Reading with music
About a munitions worker who became a photographer and disappeared into the belly of the Bavaria.
Based on her novel about the revolutionary Sara Sonja Lerch, Cornelia Naumann ("Der Abend kommt so schnell") researches the women of the BSF (Bund sozialistischer Frauen), who, now almost completely forgotten, were enthusiastic participants in the 1918 revolution and were persecuted, murdered, disenfranchised and marginalized when it was suppressed. The beer cellar coup of 1923 is their acid test: the women recognize the danger from the right and want to prevent it. But then Fritzi disappears ...
Cornelia Naumann presents FRÄULEIN PROLET, accompanied by Michaela Dietl on the accordion: the two artists are a proven team! The evening continues the commemoration of Kurt Eisner's death, which takes place at 11 a.m. at the Hotel Bayrischer Hof.
Cornelia Naumann, born in Marburg, has been dealing with important, unjustly forgotten women for many years. Her plays about the traveling comedienne Karoline Schulze-Kummerfeld and the German-Jewish poet Gertrud Kolmar were followed by biographical novels about Wilhelmine von Bayreuth, Anna Dorothea Therbusch and Isabeau de Bavière and her philosopher Christine de Pizan.
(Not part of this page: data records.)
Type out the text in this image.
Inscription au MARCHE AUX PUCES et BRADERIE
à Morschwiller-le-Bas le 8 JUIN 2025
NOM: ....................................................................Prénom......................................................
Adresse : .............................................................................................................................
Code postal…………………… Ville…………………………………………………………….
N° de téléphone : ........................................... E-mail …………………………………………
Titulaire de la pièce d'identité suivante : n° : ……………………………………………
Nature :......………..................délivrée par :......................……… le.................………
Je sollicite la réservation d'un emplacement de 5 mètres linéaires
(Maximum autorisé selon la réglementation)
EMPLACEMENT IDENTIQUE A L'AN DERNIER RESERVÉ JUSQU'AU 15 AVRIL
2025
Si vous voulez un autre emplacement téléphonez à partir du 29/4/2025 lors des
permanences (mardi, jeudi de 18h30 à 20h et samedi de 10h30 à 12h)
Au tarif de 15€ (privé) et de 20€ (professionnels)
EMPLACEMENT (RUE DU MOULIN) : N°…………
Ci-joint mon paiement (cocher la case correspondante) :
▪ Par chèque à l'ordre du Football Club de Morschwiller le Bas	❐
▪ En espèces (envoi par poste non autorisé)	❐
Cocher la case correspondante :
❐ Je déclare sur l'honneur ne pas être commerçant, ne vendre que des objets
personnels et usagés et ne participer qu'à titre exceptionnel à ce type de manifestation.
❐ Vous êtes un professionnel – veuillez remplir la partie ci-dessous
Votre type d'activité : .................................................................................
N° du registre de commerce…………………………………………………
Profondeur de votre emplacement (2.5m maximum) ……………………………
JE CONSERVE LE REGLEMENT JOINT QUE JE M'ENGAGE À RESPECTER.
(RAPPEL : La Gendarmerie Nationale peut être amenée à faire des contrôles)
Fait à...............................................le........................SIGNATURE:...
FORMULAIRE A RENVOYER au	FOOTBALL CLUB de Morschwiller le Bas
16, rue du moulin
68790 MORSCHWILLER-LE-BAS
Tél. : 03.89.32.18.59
She published "Steckbriefe" with Günther Gerstenberg in edition av and "Ich hoffe noch, dass aller Menschen Glück nahe sein muss", documents of the revolutionary life of Sarah Sonja Lerch, née Rabinowitz, also the subject of her novel "Der Abend kommt so schnell" (Meßkirch 2018). In her new novel "Fräulein Prolet", Naumann investigates the few traces left behind by the women of the BSF during the revolution and the early 1920s.
Cornelia Naumann is an author and dramaturge. She lives and works in Munich and on Nordstrand.
The event will take place in the luggage hall.